# The Real Trayvon Martin?



## ShineRunner (Sep 11, 2002)

Here is something that the lame stream media is not talking about in this case.

http://beforeitsnews.com/story/1939/020/Was_Trayvon_Martin_a_Drug_Dealer.html

Here is one about a 78 year old man beaten by black youths and not in the news.

http://visiontoamerica.org/9105/78-year-old-white-man-beaten-by-black-youths-and-not-a-hate-crime/


----------



## Plainsman (Jul 30, 2003)

I have seen a number of pictures of Trayvon and it makes me wonder why the media always shows pictures of him that are a couple of years old. They portray him as younger, and smaller. It would appear that the media is trying to manufacture racial problems. Perhaps it's to take our mind of Obama.


----------



## riverrat47 (Sep 25, 2010)

With obama and holder (Justice Dept.) stepping into the fray on the heels of jesse and al, there is about a zero chance that we will ever know the real truth about who or what trayvon really was.


----------



## Chuck Smith (Feb 22, 2005)

The reason why they are doing this is because it is an election year. Obama can jump on this band wagon and hopefully get support for the election. That is plain and simple.

You can find cases of where bad things have happened.....ie an innocent person gets killed every day. But yet the media jumps on this one......hmmmm...... POLITICAL GAIN.

I don't mean to sound racist. But if it was a white youth that was killed in this situation you would not be hearing about it. Or if the race was reversed....ie white victim and black aggressor. You would not hear a peep about this.

This event was tragic, plan and simple. But it happens everyday. People getting killed, raped, molested. Why isn't any press jumping on those.....No political gain.


----------



## ShineRunner (Sep 11, 2002)

Chuck Smith said:


> You can find cases of where bad things have happened.....ie an innocent person gets killed every day.

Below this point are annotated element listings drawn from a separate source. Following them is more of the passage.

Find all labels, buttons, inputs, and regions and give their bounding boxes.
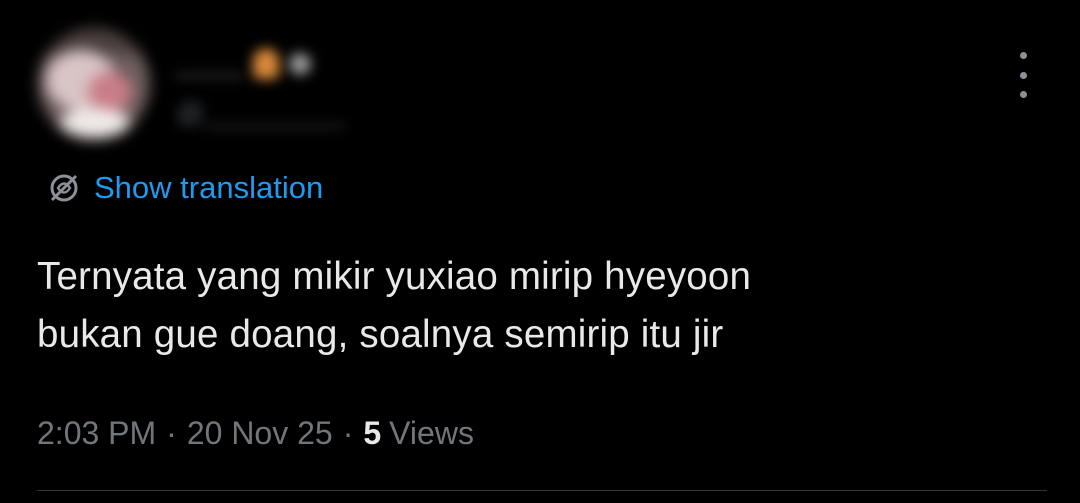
more-dot	[1019, 71, 1027, 79]
author-display-name[interactable]: ____	[176, 47, 243, 81]
views-label[interactable]: Views	[389, 415, 474, 452]
tweet-date[interactable]: 20 Nov 25	[187, 415, 333, 452]
divider	[37, 490, 1047, 491]
tweet-text: Ternyata yang mikir yuxiao mirip hyeyoon…	[37, 248, 1047, 364]
show-translation-button[interactable]: Show translation	[46, 166, 323, 210]
globe-icon	[50, 174, 78, 202]
show-translation-label[interactable]: Show translation	[94, 170, 323, 206]
more-options-button[interactable]	[1006, 52, 1040, 98]
avatar[interactable]	[38, 28, 150, 140]
more-dot	[1019, 52, 1027, 59]
emoji-icon	[252, 49, 279, 79]
tweet-text-line: Ternyata yang mikir yuxiao mirip hyeyoon	[37, 255, 752, 298]
tweet-meta: 2:03 PM · 20 Nov 25 · 5 Views	[37, 410, 474, 456]
tweet-text-line: bukan gue doang, soalnya semirip itu jir	[37, 313, 724, 356]
tweet-time[interactable]: 2:03 PM	[37, 415, 156, 452]
author-name-row[interactable]: ____	[176, 44, 311, 84]
badge-icon	[288, 53, 311, 75]
meta-separator: ·	[342, 414, 354, 451]
author-handle[interactable]: @_________	[176, 97, 345, 129]
author-handle-row[interactable]: @_________	[176, 96, 345, 130]
tweet-detail: ____ @_________ Show translation Ternyat…	[0, 0, 1080, 503]
meta-separator: ·	[166, 414, 177, 451]
more-dot	[1019, 91, 1027, 98]
views-count[interactable]: 5	[363, 415, 381, 452]
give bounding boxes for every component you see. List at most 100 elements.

But yet the media jumps on this one......hmmmm...... POLITICAL GAIN.


This is kinda like my second example. I am with you 100%. :beer: Anyone could go online and find many examples but this take the cake. It puts a lot of light on what the Dem/Lib think about any type of gun ownership. And they will play it all the way regardless if they are right or wrong. :eyeroll:


----------



## ShineRunner (Sep 11, 2002)

Like I noted here is another one!!!


----------



## Plainsman (Jul 30, 2003)

I seen Bloomberg on TV today talking about Trayvon Martin and beating the drums for gun control. He was complaining that Obama has done nothing. Perhaps he is forgetting the treaty they wanted with Mexico to undermine out second amendment. Perhaps he is forgetting Fast and Furious which was a set up to go after the second amendment. Perhaps he is forgetting that Obama wants to sign the United Nations Small Arms Treaty that would give up sovereignty and destroy our second amendment. What a bunch of anti constitution, anti Americans.


----------



## MOB (Mar 10, 2005)

Chuck Smith said:


> The reason why they are doing this is because it is an election year. Obama can jump on this band wagon and hopefully get support for the election. That is plain and simple.
> 
> You can find cases of where bad things have happened.....ie an innocent person gets killed every day. But yet the media jumps on this one......hmmmm...... POLITICAL GAIN.
> 
> ...


It seems racism only works one way in our mainstream media, you have to be white to be racist!


----------



## kill em (Feb 1, 2009)

ShineRunner said:


> Like I noted here is another one!!!


This just makes me sick. What is our world coming to?! We are more focused on the death of a gangbanging drug dealer than the wife a 90 year old service man? This is truly upsetting!


----------



## Gunny (Aug 18, 2005)

This is not surprising. Shall we chalk it up to white guilt, or is that racist? :shake:


----------